Side note. As internet gaming has been taken to a new level, multiplayer games have become very popular. Many Massively Multiplayer Online Role Playing Games (MMORPG) have millions of subscribers (see World of Warcraft). Currently many of these games offer the content through computers where both the graphics and display hardware allow full color saturation and dynamic 3D environments. A gamer who wants to continually build on his character cannot do so on-the-go (for connectivity and hardware issues). A thought to ‘feed’ such need is to allow cell-phone powered gaming into the same game, but simpler content. Allow minigames that increase the attributes of the virtual characters using less-powerful mobile medium while the gamer is on-the-goal can be … profitable.

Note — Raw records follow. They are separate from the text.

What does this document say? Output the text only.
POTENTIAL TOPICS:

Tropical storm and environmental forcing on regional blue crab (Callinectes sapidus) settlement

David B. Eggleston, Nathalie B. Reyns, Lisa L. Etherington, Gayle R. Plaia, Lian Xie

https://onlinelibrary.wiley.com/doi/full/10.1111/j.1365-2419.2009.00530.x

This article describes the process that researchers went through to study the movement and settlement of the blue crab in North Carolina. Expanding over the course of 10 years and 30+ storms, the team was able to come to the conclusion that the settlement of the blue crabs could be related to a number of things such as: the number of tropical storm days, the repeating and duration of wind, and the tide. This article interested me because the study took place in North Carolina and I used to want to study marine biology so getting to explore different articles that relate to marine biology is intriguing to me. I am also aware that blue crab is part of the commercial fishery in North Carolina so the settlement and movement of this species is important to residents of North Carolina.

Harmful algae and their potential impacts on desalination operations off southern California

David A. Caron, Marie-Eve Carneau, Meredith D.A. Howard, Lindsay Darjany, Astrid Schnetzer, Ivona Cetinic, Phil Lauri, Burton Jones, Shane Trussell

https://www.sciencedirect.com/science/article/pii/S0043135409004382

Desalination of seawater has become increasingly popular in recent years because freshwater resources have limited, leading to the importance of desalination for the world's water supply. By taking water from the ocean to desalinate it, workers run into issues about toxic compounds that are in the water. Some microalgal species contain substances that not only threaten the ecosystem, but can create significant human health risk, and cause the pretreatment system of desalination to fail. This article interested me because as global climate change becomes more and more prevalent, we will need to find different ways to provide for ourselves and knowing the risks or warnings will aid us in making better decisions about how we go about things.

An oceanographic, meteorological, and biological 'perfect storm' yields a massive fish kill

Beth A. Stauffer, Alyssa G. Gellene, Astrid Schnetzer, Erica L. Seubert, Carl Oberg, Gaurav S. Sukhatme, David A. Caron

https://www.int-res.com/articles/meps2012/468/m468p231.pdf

Back to the conference… attended the IPTV (TV over IP) workshop for a few presentations. The first paper introduced better P2P streaming paradigm (parent-finding in a DAG network topology) with regards to video quality. They also have a GUI that allows user to define weights of preferences. These weights then are used to adjust the viewing sizes of each of the simultaneously viewed channels. Good idea. Bad UI. I never thought watching TV would be so complicated after watching the demo. Research in Bell Lab brought content-embedded service. For example, visual notice of incoming phone call (and show caller ID) on TV. Would also use relevant information as ‘who is watching’ to show appropriate to select useful services . While VoiP has been fairly positively received, I have my doubts about IPTV. Do people really like watching TV stream that comes from the tube? I’d rather pick out just the programs I’d like to see instead of browsing aimlessly on TV. Cable companies may want to bundle all their programs together, but they’ll have to compete with the iTune-like model. Select bunch of programs that seem interesting, download for viewing later, or stream to watch now… So, what’s the point of IPTV?
On the other hand, I’d like a remote for my PC…
Attended the Identity and References on the Web. It had the most animated discussions of all talks I’ve attended here. At least half of the people there wanted to have a ‘new standard’ to separate meaningful dereferenciable URIs and those that do not. Meaningful being what humans can consume in this setting. Hmmm… doesn’t seem like an overhaul of the URI system would take place anytime soon, though. And it’s not just because of people’s philosophical differences, but also each party’s vested economic interest.
A talk on trust was presented in this workshop as well. It was about how to make sense of trust in different situations (work, romance, etc.), and what a trust system do to not confuse them. The presenter made references to both of Jen’s trust projects.